The sandwiches from Gurney’s are great. The ingredients are right: They don’t skimp when it comes to piling on the good stuff, the deli sauce has a nice kick, the bread is fresh, and the price is great. But that’s not the whole story. It’s not only the sandwich on the plate that makes Gurney’s great.

gurney's bottle shop and sandwiches

It’s also the vibe of the shop. It’s a sandwich counter in the back corner of a liquor store that only takes cash or check. Think about it. Yeah, that’s a vibe. It’s the opposite of Apple Pay, DoorDash, gray sleek interiors, and the generally monotonous world where every place kind of, weirdly, seems to be the same in a way that you can’t really put your finger on. 

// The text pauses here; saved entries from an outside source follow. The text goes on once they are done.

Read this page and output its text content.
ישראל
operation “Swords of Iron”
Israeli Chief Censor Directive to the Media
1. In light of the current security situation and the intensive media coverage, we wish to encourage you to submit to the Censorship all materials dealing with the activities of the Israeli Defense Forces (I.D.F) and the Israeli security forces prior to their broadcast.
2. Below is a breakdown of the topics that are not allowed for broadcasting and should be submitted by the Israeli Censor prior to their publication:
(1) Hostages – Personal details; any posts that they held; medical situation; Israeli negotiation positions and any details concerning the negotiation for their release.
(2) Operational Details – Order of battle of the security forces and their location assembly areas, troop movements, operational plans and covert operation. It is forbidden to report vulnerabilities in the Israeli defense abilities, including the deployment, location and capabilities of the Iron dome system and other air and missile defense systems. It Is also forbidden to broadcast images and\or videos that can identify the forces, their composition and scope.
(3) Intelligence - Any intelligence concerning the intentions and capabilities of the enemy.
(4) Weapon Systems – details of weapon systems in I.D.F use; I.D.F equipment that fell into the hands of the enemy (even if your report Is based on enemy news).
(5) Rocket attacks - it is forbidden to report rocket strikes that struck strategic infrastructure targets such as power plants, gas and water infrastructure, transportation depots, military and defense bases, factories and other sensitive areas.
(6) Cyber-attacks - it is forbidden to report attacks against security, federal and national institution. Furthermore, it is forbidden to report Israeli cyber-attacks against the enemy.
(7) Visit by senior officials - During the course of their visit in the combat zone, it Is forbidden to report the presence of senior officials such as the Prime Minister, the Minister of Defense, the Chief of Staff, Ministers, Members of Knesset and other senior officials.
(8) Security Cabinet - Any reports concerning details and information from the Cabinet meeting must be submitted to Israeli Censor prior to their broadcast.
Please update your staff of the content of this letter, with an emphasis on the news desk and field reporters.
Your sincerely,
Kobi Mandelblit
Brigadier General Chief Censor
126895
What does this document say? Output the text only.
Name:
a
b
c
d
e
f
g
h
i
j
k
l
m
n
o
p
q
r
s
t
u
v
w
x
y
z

It’s unique that they don’t offer tomatoes. They just don’t have them, and that’s that. It’s a quirky thing, a weird thing, a funny thing, something that isn’t really anywhere else. It’s a Gurney’s thing. 

gurney's bottle shop and sandwiches

It’s that they were out of cucumbers and pickles. Because of course they were out when I came in an hour before closing. It’s not one location of 75,000 found across the North American continent, all following a corporate policy that requires every single ingredient to be available any time of day.

Gurney’s is a small independent sandwich shop in a town in the deep North with a population of 1,274. Of course they were out of a couple things at the end of the day. There’s something so real about that. It’s refreshing. 

gurney's bottle shop and sandwiches

Subway, Jimmy John’s, Potbelly, and every other national sandwich chain has their own custom paper they use to wrap their sandwiches. It’s the same everywhere in every shop, from Anchorage to Fort Lauderdale. Gurney’s doesn’t have their own custom paper or corporate policy mandating strict uniformity of packaging. They stack your sandwiches on the counter right where you ordered, wrapped in simple Saran wrap, the kind you have at home in the kitchen drawer next to the sink. It feels homey, or intimate, or maybe just normal. Really normal. 

gurney's bottle shop and sandwiches

What makes Gurney’s just a little better than the rest of these wonderful Instagram-able places in Harbor Springs is its bare authenticity. It’s that getting a great sandwich in the back of a liquor store feels so good. It feels almost like something you’d find in a big city, not a perfect little town on the lake Up North. There isn’t even a sign on the front of the store or any allusion to the fact that there are sandwiches in the back.

An undercurrent in our modern ennui is an inescapable feeling that everything is kind of the same. Pre-packaged, commercialized, available on every app. It’s nice on paper but not really what we want at all. We all feel let down by a world of sameness. 

gurney's bottle shop and sandwiches

And that’s why Gurney’s is special. It’s the opposite of that world. It’s not faceless kiosks that take your order. It’s a great sandwich that tastes homemade. It’s a local shop with real people. It’s a sandwich counter in the back of a liquor store, and it feels so real, so good, and so right.